Posted by arbrealettres sur 3 août 2018



– Je suis un homme positif, me dit mon compagnon de voyage.
Je ne rêve pas. Je ne m’intéresse qu’au réel, les mathématiques, la chimie.
Désignant le revêtement de la banquette, il continue :
– Ceci est du plastique. Il vient du pétrole. Il a une formule chimique.

Il fait chaud.

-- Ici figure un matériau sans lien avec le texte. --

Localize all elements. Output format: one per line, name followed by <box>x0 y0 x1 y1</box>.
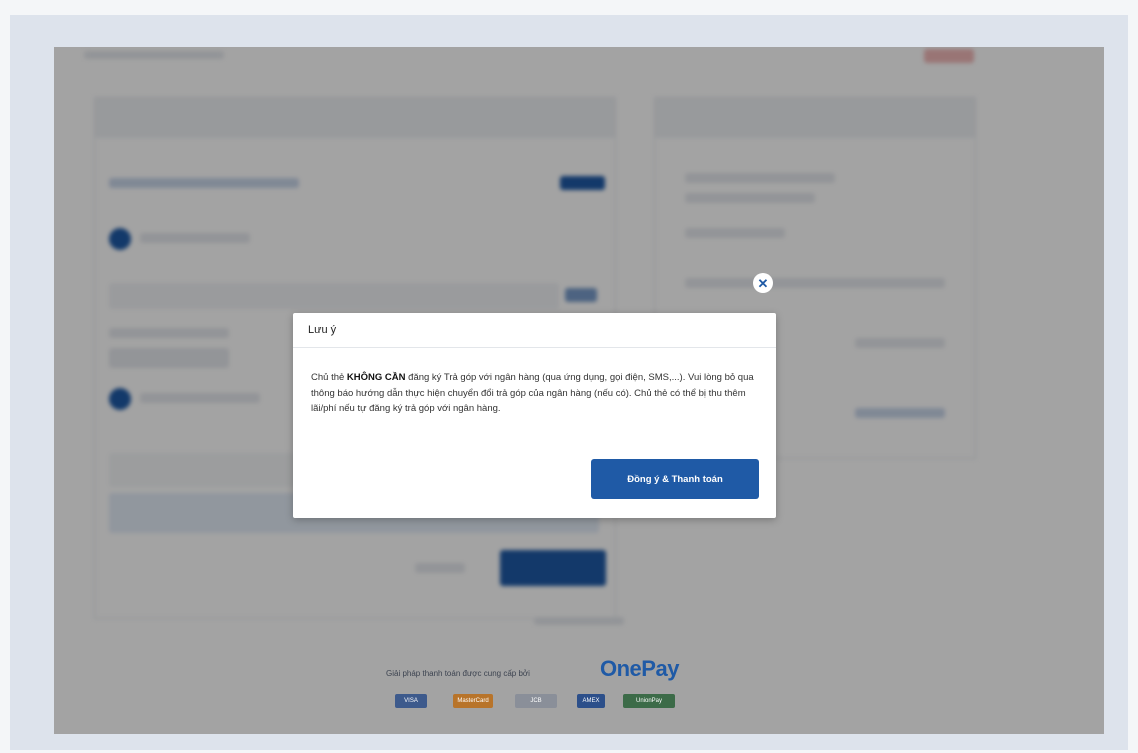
message-emphasis: KHÔNG CẦN <box>346 372 406 383</box>
card-brand-mastercard: MasterCard <box>453 694 493 708</box>
agree-and-pay-button[interactable]: Đồng ý & Thanh toán <box>591 459 759 499</box>
onepay-logo: OnePay <box>600 656 679 681</box>
modal-title: Lưu ý <box>293 313 776 348</box>
card-brand-amex: AMEX <box>577 694 605 708</box>
modal-message: Chủ thẻ KHÔNG CẦN đăng ký Trả góp với ng… <box>293 348 776 417</box>
close-icon[interactable]: ✕ <box>753 273 773 293</box>
footer-provider-text: Giải pháp thanh toán được cung cấp bởi <box>386 669 530 678</box>
message-prefix: Chủ thẻ <box>311 372 347 383</box>
card-brand-jcb: JCB <box>515 694 557 708</box>
card-brand-unionpay: UnionPay <box>623 694 675 708</box>
notice-modal: Lưu ý Chủ thẻ KHÔNG CẦN đăng ký Trả góp … <box>293 313 776 518</box>
card-brand-visa: VISA <box>395 694 427 708</box>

Le bruit régulier du chemin de fer m’a-t-il endormi ?
Je touche l’aluminium de la poignée de porte, il devient une multitude de cristaux étincelants
géométriquement emboîtés les uns dans les autres.
Je ne m’étonne pas.
La vitre effleurée se transforme en sable brillant d’éclats de silex,
tout le compartiment est traversé par le désert, les yeux me piquent : le vent se lève,
il apporte le galop bizarre des chameaux, les cris des Bédouins.
Je m’accroche à la banquette, un instant elle est poisseuse de pétrole
qui se métamorphose en une forêt vieille de millénaires, qui ressuscite,
sent le feuillage sous le soleil,
grandit, grandit, remplit le désert où les Bédouins se sont évanouis.
– Nous sommes arrivés me dit mon compagnon de voyage.
Il ne sait pas que j’ai vu la réalité.

(Frédéric Kiesel)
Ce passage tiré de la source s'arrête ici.